In der klassischen Reversed-Phase Chromatographie beruht der Trennmechanismus hauptsächlich auf der unterschiedlichen Verteilung der Analyten zwischen der stationären und der mobilen Phase. Dieses Phänomen lässt sich auch als eine Art Extraktion der Analyten zwischen stationärer und mobiler Phase verstehen. Das heißt ein unpolarer Analyt löst sich bevorzugt in der stationären Phase, hält sich dementsprechend bevorzugt dort auf und wird somit langsam von der Säule eluiert. Polare Verbindungen werden hingegen sehr zügig von der Trennsäule gespült, da diese sich bevorzugt in der mobilen Phase aufhalten (siehe Abbildung).


Abbildung 2: Schematische Darstellung einer mit Alkylketten modifizierten Silica-Oberfläche und Analyten unterschiedlicher Polarität.


Bei vernachlässigbar kleinen Anteilen von freien Restsilanolen tragen zur Trennung somit nur hydrophobe Wechselwirkungen (Van-der-Waals-Kräfte) bei.
In Abhängigkeit von der Silica-Modifizierung können zusätzlich auch andere Wechselwirkungen zur Trennung mit beitragen, z. B. π-π-Interaktionen bei Phenyl-modifizierten stationären Phasen usw.

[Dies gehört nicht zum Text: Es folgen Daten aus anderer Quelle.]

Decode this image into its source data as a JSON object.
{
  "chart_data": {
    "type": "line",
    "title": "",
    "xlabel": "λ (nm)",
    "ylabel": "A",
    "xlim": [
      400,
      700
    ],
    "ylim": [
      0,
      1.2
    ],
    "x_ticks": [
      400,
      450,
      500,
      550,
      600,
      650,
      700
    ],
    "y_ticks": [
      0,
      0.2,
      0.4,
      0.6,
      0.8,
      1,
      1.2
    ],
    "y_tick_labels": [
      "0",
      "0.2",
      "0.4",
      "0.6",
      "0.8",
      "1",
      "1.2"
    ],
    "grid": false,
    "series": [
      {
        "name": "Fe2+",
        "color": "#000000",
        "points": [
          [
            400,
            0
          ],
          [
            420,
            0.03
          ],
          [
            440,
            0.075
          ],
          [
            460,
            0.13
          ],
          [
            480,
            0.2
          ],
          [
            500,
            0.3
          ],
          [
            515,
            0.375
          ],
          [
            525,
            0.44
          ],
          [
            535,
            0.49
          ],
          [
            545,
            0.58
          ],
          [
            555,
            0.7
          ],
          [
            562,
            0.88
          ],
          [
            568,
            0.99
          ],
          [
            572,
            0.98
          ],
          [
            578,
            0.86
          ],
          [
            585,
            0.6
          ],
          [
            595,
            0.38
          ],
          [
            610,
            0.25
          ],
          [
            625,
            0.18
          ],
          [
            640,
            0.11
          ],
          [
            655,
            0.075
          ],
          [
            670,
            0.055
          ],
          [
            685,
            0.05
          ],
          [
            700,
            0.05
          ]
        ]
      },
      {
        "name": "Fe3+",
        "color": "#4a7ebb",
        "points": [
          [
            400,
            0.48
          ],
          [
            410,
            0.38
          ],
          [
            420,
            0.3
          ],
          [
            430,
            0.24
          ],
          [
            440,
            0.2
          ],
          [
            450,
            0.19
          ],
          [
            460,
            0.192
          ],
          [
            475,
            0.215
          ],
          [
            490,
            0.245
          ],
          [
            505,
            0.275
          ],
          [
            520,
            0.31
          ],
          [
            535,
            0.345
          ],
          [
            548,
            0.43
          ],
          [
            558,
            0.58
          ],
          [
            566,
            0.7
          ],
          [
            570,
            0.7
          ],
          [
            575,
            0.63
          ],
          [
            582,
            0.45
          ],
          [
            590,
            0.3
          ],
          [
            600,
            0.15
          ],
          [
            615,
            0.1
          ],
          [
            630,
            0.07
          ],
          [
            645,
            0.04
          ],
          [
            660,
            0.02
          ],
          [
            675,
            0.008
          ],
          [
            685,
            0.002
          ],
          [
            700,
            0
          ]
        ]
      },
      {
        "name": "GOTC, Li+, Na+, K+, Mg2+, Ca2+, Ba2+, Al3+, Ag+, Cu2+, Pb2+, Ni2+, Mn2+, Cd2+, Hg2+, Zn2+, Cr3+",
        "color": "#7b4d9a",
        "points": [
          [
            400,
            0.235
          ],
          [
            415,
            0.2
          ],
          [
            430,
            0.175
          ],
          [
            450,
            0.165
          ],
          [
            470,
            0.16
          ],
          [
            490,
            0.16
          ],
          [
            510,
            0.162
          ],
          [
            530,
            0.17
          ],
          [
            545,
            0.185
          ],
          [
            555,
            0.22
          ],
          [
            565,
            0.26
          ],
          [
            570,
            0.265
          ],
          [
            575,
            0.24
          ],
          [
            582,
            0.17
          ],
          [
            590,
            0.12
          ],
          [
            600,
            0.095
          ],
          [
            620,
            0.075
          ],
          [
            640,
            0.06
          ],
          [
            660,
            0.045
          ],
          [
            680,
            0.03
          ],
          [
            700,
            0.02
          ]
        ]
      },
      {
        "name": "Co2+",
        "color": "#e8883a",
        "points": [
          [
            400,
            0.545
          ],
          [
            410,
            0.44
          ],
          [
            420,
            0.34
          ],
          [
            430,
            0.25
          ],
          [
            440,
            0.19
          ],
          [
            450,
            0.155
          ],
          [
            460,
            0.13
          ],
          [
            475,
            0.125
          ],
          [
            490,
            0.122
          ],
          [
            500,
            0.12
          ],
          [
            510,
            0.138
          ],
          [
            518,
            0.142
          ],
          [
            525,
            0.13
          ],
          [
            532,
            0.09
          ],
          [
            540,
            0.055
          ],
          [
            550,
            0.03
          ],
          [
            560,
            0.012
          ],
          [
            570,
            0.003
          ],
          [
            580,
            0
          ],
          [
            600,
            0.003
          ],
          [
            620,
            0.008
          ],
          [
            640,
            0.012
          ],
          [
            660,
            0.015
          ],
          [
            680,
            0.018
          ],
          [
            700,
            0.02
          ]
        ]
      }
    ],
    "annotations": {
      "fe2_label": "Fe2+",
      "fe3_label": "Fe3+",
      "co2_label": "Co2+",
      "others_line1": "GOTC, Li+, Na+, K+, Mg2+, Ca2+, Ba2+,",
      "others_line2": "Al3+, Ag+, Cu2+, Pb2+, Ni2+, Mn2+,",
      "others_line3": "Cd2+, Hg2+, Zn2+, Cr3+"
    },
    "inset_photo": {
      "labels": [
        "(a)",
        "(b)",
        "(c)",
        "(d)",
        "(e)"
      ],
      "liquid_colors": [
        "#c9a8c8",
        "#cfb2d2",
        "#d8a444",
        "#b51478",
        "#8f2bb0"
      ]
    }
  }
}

Welche Lösungsmittel werden als mobile Phasen verwendet?


Die bei der Reversed-Phase Chromatographie verwendeten mobilen Phasen enthalten fast immer Wasser als Komponente mit der geringsten Elutionskraft, und ein mit Wasser mischbares Lösungsmittel, durch das die Elutionskraft der mobilen Phase erhöht wird. Dazu werden meistens Methanol, Acetonitril oder Tetrahydrofuran verwendet, die sich untereinander nicht allein in ihrer Elutionskraft unterscheiden, sondern auch in der Selektivität der Wechselwirkungen, die sie mit den Analyten und der stationären Phase eingehen.


Hersteller von Reversed-Phase HPLC-Säulen

Mittlerweile haben so gut wie alle Hersteller oder Lieferanten von HPLC-Säulen mehrere Reversed-Phase Säulen im Sortiment. Die Vielzahl an erhältlichen Phasen und Selektivitäten ist dabei enorm, sodass heutzutage für praktisch jedes Trennproblem eine geeignete Säule verfügbar ist.